Fortunately, the board had recognised the chance of a website launching, and quickly moved to rescue the situation. After barely weeks of assessment, it was decided that Andy could do better. Sadly, by then Andy had moved onto other projects, but the prospect of further delays was no deterrent in the search for the perfect compromise. The revisions came back, and then was further revised through careful feedback, until it looked something like this:
If Ben hadn't ended up catatonic with rage at this point, things might have deteriorated further. Fortunately, his utter incapacity meant that cooler heads were able to take the designs on to production, to make them into web pages.
There were several things that weren't done very well here, and mostly they were around communications. Some lessons to be learned from Ben's hapless flailing:
- Respect your stakeholders. This can be hard, as they're invariably wrong, but really, the time to fight that battle is when you select who they *are*. Once they're fixed, you need to make them respect the project, and that means listening; lots of listening.

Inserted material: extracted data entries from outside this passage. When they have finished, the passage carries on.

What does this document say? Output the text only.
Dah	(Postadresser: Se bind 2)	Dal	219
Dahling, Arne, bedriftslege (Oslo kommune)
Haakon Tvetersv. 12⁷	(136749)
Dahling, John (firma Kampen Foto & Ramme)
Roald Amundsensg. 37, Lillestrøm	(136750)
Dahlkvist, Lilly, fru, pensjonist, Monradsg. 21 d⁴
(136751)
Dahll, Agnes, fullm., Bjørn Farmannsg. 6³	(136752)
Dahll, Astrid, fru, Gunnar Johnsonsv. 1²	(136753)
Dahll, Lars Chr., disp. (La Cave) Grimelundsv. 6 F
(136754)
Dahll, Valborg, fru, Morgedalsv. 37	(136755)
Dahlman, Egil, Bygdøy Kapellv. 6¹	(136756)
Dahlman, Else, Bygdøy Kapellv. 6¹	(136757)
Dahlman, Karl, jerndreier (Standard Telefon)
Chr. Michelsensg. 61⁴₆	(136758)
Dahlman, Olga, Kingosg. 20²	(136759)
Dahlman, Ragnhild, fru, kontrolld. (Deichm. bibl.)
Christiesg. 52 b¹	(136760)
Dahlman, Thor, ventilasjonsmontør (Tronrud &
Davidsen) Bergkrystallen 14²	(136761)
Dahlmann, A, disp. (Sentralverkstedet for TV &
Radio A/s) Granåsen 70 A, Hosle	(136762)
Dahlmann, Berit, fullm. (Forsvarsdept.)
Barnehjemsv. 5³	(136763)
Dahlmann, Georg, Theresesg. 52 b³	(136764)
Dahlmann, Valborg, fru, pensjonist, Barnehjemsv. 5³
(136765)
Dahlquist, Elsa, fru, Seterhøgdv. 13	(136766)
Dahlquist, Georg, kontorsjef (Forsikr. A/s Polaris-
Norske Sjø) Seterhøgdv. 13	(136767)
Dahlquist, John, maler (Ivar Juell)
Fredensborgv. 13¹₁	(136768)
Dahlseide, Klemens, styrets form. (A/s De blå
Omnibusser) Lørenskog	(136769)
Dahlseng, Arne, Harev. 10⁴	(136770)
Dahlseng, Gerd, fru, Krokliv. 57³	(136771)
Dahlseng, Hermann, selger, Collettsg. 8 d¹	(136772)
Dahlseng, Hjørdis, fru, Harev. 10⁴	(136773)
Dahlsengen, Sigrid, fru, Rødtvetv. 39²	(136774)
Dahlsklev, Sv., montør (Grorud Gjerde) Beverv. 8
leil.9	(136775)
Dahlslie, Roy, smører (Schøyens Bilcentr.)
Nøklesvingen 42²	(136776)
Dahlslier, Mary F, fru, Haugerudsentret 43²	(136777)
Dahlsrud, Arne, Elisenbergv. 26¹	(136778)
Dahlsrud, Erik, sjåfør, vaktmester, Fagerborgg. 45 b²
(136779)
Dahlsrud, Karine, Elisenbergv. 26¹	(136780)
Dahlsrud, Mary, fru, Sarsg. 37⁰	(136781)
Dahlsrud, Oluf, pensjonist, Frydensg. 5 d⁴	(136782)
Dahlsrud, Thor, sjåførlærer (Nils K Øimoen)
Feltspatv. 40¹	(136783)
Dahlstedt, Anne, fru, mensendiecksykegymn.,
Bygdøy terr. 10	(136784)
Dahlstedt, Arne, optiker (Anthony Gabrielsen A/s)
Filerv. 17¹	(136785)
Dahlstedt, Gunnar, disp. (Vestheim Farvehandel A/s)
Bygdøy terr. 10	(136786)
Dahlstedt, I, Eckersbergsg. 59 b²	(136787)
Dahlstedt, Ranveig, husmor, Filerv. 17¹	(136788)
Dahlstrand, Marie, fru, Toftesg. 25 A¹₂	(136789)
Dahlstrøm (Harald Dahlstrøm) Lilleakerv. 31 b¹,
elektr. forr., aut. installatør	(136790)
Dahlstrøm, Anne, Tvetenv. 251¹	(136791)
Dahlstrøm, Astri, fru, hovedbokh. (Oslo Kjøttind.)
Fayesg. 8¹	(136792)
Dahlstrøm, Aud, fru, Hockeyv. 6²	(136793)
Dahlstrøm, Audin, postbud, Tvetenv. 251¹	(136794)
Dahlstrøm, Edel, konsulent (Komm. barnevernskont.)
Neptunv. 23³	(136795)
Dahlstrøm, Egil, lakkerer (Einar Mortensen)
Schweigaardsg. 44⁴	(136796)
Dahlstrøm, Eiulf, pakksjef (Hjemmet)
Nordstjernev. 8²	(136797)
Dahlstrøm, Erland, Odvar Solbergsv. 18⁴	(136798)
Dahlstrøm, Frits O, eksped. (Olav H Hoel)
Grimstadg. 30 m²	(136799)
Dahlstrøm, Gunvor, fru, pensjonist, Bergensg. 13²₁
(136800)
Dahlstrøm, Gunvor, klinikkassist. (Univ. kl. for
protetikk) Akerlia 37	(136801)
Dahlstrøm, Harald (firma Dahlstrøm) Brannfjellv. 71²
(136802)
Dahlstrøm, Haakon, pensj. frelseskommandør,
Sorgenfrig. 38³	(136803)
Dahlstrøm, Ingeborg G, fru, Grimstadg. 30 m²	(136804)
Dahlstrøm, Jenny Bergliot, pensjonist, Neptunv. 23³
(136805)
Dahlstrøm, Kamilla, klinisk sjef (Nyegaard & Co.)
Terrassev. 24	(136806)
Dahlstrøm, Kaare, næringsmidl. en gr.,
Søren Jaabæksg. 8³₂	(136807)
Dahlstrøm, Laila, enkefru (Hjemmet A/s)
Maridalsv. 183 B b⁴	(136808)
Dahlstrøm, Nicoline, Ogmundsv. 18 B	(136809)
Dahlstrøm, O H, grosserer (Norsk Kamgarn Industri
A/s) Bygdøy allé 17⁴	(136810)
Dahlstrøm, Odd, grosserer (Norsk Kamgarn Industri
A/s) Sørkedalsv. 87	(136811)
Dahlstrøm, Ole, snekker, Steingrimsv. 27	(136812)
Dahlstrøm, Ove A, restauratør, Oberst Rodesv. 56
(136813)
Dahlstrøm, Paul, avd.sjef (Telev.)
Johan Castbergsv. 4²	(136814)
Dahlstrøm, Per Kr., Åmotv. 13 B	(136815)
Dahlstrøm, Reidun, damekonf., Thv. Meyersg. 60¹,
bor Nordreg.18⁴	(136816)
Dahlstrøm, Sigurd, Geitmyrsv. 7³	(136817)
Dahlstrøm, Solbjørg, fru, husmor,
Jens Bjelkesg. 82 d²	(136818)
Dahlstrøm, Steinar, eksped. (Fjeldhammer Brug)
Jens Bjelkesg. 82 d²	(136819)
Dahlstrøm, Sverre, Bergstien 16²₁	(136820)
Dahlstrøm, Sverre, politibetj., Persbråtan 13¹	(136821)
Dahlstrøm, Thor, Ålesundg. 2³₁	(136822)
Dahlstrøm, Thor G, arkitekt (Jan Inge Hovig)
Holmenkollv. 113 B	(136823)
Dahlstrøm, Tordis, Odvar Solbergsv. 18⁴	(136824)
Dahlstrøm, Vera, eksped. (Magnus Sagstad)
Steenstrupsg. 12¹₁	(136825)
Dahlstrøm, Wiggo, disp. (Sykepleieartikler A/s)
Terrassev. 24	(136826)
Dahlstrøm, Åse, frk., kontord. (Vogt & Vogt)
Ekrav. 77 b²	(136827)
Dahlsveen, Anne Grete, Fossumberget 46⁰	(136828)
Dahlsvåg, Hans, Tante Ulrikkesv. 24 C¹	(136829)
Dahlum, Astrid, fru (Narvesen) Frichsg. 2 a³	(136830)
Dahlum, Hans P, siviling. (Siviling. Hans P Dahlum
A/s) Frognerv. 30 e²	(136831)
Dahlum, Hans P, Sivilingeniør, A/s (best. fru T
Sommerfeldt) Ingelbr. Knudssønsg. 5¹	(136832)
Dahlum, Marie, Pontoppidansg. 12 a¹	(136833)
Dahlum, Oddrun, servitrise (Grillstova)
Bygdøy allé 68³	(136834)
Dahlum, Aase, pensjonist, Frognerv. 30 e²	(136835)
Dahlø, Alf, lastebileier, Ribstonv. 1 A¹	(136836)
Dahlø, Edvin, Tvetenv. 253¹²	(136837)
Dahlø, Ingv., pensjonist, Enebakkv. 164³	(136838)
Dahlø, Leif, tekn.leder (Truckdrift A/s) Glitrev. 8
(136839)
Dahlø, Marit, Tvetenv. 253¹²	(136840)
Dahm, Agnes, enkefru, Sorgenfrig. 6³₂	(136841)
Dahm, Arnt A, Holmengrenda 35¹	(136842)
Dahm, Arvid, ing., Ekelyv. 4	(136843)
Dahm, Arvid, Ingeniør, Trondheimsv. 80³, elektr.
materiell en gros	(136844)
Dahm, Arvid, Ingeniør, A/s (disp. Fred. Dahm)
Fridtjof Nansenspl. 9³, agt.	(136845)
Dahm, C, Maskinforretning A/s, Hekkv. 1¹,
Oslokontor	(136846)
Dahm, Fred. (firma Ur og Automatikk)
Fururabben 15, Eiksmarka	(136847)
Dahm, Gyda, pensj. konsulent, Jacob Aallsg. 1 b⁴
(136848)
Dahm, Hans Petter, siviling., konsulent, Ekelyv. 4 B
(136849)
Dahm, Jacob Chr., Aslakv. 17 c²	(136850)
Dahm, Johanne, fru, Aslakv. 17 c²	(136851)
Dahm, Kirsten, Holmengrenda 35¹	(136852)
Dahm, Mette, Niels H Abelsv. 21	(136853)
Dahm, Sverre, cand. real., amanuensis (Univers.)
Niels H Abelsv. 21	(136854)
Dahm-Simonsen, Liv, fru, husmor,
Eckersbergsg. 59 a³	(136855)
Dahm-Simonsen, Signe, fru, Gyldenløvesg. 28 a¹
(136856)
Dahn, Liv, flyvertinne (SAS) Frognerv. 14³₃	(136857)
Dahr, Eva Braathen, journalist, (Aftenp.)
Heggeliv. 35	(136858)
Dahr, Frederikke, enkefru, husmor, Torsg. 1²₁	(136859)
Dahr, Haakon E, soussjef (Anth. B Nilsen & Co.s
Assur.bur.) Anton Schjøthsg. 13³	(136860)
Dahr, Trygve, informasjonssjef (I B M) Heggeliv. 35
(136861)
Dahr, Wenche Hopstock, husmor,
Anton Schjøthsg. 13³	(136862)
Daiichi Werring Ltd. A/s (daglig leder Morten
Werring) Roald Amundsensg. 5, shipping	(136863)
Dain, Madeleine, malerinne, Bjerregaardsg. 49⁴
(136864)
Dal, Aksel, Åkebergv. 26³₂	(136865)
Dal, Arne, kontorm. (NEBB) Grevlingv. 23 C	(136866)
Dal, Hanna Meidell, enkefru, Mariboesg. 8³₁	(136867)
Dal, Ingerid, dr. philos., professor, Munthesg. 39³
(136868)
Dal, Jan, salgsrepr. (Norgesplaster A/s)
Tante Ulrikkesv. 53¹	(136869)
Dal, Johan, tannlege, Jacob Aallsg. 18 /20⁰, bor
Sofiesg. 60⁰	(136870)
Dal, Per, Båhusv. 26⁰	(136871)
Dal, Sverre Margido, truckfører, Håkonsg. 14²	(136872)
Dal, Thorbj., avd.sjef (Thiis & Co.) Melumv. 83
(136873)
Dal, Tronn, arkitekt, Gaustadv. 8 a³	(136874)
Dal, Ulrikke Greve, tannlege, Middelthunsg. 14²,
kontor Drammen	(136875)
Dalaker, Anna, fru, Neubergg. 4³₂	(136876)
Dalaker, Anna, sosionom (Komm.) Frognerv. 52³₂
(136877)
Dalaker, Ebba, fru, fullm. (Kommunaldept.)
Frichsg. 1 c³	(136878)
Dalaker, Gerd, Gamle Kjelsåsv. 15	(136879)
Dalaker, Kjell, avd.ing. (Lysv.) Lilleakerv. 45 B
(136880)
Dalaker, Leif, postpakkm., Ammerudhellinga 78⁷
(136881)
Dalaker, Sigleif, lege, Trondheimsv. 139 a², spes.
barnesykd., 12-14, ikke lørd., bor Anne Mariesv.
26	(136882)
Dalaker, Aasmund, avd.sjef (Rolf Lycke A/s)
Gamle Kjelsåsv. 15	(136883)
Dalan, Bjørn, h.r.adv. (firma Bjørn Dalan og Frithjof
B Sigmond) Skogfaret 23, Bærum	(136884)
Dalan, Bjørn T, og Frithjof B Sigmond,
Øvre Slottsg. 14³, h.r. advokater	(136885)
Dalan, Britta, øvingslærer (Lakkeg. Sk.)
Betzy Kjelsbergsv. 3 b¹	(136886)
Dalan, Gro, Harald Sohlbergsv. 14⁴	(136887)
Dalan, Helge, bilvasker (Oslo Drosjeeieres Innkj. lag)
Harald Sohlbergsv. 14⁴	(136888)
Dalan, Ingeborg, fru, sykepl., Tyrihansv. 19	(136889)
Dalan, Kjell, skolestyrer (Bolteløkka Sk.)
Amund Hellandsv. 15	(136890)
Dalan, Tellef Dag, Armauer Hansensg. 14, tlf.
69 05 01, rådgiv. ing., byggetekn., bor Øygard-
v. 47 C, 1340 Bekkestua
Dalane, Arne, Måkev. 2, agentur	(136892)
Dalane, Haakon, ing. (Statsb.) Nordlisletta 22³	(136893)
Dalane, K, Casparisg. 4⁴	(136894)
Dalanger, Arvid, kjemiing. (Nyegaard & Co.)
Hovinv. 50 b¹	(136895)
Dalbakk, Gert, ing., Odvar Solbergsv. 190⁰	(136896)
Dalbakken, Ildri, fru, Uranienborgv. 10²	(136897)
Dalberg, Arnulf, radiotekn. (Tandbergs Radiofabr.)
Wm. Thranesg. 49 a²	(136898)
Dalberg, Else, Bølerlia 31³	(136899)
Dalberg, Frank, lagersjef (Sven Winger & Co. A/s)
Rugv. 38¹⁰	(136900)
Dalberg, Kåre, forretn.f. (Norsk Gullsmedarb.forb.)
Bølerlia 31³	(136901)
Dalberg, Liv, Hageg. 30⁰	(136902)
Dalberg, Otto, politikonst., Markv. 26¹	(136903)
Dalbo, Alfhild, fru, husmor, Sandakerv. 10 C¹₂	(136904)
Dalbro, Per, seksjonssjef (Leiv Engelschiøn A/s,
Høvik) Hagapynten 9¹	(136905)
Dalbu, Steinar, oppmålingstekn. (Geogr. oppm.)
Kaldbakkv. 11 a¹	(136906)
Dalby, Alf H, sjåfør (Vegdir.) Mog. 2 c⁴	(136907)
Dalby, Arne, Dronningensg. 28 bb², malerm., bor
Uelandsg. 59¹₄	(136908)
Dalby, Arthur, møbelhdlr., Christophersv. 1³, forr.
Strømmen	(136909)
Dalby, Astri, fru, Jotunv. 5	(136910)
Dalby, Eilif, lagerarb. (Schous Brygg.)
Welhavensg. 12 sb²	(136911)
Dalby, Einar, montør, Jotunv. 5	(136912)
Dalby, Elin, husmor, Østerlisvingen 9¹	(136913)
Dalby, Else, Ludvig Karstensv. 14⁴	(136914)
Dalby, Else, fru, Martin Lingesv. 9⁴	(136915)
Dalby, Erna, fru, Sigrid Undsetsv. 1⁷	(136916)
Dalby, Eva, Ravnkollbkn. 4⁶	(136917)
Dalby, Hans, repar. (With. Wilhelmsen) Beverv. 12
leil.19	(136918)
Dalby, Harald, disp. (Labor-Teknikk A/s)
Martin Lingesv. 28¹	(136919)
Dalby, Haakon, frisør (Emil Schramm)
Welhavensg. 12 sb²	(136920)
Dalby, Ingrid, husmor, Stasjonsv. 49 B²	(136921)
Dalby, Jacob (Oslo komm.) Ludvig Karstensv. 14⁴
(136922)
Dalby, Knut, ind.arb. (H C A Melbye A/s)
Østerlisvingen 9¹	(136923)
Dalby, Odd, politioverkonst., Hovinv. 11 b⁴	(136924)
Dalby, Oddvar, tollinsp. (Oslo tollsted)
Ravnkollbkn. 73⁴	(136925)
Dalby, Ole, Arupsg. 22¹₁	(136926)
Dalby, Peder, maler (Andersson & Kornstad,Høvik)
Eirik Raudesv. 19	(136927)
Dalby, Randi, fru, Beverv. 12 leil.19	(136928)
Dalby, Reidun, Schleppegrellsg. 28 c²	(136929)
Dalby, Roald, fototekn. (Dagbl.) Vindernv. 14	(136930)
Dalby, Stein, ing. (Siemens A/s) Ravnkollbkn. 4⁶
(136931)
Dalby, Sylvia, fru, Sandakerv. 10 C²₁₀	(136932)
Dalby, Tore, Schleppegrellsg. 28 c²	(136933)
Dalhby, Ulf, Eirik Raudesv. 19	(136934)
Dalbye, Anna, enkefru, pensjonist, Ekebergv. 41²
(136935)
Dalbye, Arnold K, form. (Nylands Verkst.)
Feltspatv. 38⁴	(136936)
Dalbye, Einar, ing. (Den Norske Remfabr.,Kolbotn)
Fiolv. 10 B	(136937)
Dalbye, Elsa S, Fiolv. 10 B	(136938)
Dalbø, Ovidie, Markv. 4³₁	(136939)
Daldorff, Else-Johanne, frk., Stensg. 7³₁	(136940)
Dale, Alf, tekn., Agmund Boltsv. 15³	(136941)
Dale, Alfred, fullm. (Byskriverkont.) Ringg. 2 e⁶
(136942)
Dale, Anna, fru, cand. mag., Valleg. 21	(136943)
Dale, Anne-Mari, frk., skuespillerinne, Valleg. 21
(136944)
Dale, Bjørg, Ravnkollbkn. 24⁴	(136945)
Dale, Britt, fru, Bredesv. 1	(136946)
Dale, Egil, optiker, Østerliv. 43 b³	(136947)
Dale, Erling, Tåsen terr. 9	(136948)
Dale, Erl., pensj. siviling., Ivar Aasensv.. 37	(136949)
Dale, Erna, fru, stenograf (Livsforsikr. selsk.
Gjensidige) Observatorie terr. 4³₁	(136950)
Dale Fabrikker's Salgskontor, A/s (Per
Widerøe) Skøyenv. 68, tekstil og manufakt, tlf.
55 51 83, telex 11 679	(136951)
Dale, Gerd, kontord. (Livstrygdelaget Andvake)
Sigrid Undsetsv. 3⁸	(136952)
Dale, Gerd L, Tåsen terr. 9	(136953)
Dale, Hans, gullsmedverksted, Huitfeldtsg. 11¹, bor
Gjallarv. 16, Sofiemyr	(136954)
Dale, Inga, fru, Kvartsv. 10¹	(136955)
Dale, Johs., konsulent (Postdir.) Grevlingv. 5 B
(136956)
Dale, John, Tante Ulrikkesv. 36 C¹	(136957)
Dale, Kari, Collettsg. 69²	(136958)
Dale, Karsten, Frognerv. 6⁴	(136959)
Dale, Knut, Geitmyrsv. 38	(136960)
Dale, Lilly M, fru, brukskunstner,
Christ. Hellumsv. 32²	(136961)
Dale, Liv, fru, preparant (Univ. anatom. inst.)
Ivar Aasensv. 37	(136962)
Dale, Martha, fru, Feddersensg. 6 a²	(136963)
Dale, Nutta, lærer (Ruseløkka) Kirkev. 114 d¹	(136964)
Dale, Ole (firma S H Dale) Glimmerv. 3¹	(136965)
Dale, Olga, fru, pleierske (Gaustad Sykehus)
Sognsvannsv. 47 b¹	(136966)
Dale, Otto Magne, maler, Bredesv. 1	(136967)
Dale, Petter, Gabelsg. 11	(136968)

- Respect your development team. You've got professionals who are going to do their best. That means that sometimes, very rarely, you might be wrong. Feel free to argue with them, but try to do it from the perspective of your end user, not your own, or on the basis of your expertise in the field they have a decade more experience than you in.
- Understand your priorities. Don't put something down as an internal project and expect it to get done. It has to be a goal with an objective as important as revenue to the people driving it, or it will always get moved to the bottom of the pile. If you have formal project processes, use them, whether they be agile or waterfall.